Тимофей попытался порасспросить некоторых православных знакомых о том, почему именно свистеть в доме издавна считается неприличным? Одни сказали, что слышат об этом впервые, другие, что это суеверие, третьи, что некультурно, мол, но почему некультурно, – объяснить не могли.
Тогда Тимофей спросил у матери. И получил очень обстоятельный ответ…

***
– Сынок, ведь в русском верующем доме – иконы и другие святыни – Крещенская вода, просфоры, святые маслица, – начала с охоткой свой рассказ мать, –  А все это ведь освещается на молебнах в церкви по специальному чину, окропляется святой водой. А семья, дом, между прочим, в православной традиции именуется малой Церковью. Но ведь в храме только кощунник посмеет свистеть!
Сами святые изображения, иконы – это ведь не картинки простые! Мы же, верующие христиане, привыкли в образе чтить прообраз: Матерь Божию, Христа, святых Его, Ангелов. Мы верим и мы знаем, что в домах людей верующих и благочестивых через иконы живоприсутствуют в наших домах Господь и Его святые, Богородица, потому что в иконах, написанных правильно и освященных, действует живая энергия, сила и дух Первообраза. Ты не забыл, как отец Севастиан говорил нам, что иконы – это Свет? А в некоторых иконах, чудотворных, эта неземная энергия присутствует с невероятной силой. Так неужели человек верующий сможет развалиться, пускай даже у себя дома, перед иконами, а еще и плеваться, чертыхаться и свистеть, – вести себя непотребно, как разбойник? В старину если уж случалось такое горе, то иконы все-таки завешивали: стеснялись, страх Божий еще теплился даже в совсем пропащих людях.
 
Помнишь, как отец Севастьян вас, ребяток, учил с детства никогда не сидеть нога ногу?  Человек всегда должен держать себя как перед очами Божиими, – а ведь это так и есть, мы же чувствуем, знаем присутствие Божие в невероятной к нам близости, – и все в человеке должно быть благопристойно, красиво… А сам человек – разве не икона? Разве он не храм Божий?»
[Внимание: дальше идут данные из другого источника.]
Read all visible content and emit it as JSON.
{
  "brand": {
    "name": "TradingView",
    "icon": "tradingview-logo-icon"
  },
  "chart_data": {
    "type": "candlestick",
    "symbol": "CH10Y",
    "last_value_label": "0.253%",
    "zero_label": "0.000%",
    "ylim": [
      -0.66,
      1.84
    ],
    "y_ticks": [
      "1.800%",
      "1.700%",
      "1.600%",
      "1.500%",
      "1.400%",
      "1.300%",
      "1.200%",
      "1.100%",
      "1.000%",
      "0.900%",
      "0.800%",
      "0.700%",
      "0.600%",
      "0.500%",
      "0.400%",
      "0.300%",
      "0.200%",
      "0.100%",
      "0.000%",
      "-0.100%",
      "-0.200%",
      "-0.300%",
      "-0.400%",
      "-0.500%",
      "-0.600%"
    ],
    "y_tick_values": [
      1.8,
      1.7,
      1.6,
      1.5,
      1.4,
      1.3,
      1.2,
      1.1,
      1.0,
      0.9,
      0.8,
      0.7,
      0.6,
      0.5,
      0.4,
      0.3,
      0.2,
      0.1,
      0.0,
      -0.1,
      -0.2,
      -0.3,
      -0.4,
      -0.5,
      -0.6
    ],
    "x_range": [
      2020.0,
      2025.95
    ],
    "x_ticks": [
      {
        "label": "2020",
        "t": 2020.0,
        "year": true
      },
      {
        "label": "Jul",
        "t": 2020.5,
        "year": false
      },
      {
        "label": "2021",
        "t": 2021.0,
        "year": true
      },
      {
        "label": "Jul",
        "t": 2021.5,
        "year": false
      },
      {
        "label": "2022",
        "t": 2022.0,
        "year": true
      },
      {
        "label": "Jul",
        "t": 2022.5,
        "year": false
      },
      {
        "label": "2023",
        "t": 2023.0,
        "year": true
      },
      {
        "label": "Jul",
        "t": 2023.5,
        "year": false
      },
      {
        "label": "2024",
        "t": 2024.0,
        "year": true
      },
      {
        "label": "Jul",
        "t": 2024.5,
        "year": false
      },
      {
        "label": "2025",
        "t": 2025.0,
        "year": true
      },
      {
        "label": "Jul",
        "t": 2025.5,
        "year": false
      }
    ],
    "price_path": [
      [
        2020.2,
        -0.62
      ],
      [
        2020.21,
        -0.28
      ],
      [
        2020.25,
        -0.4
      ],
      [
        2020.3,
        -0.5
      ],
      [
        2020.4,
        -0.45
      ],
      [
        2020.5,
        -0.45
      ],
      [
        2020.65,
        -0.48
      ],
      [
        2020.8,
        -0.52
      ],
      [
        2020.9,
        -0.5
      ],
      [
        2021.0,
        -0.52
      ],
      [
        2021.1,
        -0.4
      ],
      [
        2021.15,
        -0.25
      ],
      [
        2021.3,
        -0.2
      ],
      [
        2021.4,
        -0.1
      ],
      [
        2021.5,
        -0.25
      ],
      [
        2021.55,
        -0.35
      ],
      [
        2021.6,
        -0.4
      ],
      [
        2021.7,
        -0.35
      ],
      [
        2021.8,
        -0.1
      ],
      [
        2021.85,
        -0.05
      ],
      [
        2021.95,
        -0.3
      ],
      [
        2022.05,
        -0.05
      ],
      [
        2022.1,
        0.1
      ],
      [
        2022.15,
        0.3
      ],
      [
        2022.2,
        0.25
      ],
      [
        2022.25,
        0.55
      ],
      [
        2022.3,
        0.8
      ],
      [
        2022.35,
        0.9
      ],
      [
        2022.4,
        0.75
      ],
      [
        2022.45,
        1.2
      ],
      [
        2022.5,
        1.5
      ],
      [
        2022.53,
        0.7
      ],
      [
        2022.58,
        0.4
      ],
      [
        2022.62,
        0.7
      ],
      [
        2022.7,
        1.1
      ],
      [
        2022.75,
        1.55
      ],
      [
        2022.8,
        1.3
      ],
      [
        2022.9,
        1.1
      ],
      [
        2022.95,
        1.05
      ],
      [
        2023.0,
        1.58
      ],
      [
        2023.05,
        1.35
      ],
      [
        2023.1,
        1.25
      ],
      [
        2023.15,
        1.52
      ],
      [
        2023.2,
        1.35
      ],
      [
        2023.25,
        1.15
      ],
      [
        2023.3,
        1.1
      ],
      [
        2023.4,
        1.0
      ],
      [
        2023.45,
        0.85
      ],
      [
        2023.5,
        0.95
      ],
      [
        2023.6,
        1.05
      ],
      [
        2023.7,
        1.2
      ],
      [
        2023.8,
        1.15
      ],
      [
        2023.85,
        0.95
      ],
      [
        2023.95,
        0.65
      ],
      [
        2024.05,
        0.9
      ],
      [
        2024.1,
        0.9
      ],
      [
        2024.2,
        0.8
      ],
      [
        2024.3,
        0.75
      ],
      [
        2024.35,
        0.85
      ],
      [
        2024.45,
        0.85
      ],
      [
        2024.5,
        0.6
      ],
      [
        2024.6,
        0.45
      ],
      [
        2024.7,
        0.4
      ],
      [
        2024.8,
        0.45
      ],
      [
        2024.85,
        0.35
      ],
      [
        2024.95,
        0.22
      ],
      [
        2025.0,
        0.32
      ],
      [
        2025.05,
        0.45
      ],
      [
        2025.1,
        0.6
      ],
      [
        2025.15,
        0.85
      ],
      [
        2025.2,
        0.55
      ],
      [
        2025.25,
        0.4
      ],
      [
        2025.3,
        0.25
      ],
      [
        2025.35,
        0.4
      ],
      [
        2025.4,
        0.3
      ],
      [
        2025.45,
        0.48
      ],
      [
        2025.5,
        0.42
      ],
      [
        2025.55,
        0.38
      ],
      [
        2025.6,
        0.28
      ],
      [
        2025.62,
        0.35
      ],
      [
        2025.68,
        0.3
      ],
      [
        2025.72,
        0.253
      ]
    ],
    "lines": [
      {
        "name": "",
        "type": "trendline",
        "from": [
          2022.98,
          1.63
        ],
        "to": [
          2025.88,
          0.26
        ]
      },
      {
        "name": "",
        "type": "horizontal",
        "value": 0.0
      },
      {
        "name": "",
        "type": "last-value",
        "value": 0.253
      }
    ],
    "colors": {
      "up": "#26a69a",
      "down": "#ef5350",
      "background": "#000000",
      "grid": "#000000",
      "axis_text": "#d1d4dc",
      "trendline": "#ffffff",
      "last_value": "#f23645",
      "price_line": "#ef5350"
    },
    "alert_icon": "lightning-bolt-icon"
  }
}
– «Разве не знаете, что вы храм Божий, и Дух Божий живет в вас? Если кто разорит храм Божий, того покарает Бог: ибо храм Божий свят; а этот храм – вы» – апостол Павел, Первое Послание к Коринфянам», – В дверях давно уже стояла и слушала разговор Маргоша с с мокрыми руками и кухонным полотенцем, и по лицу ее катились ручьи слез…
– Ну что ж ты плачешь, деточка? –  позвала Екатерина к себе запечалившуюся Маргошу.
Теперь дети вместе сидели на краюшке материнской постели и слушали ее с великим благоговением и любовью. Словно в первый раз, казалось, открывал Тимофей для себя столь стройно изложенную науку о соотнесении внешнего облика и поведения человека с его внутренним, о чертах благочестия в человеке.
– Мамочка, дорогая, дай я ручки твои поцелую!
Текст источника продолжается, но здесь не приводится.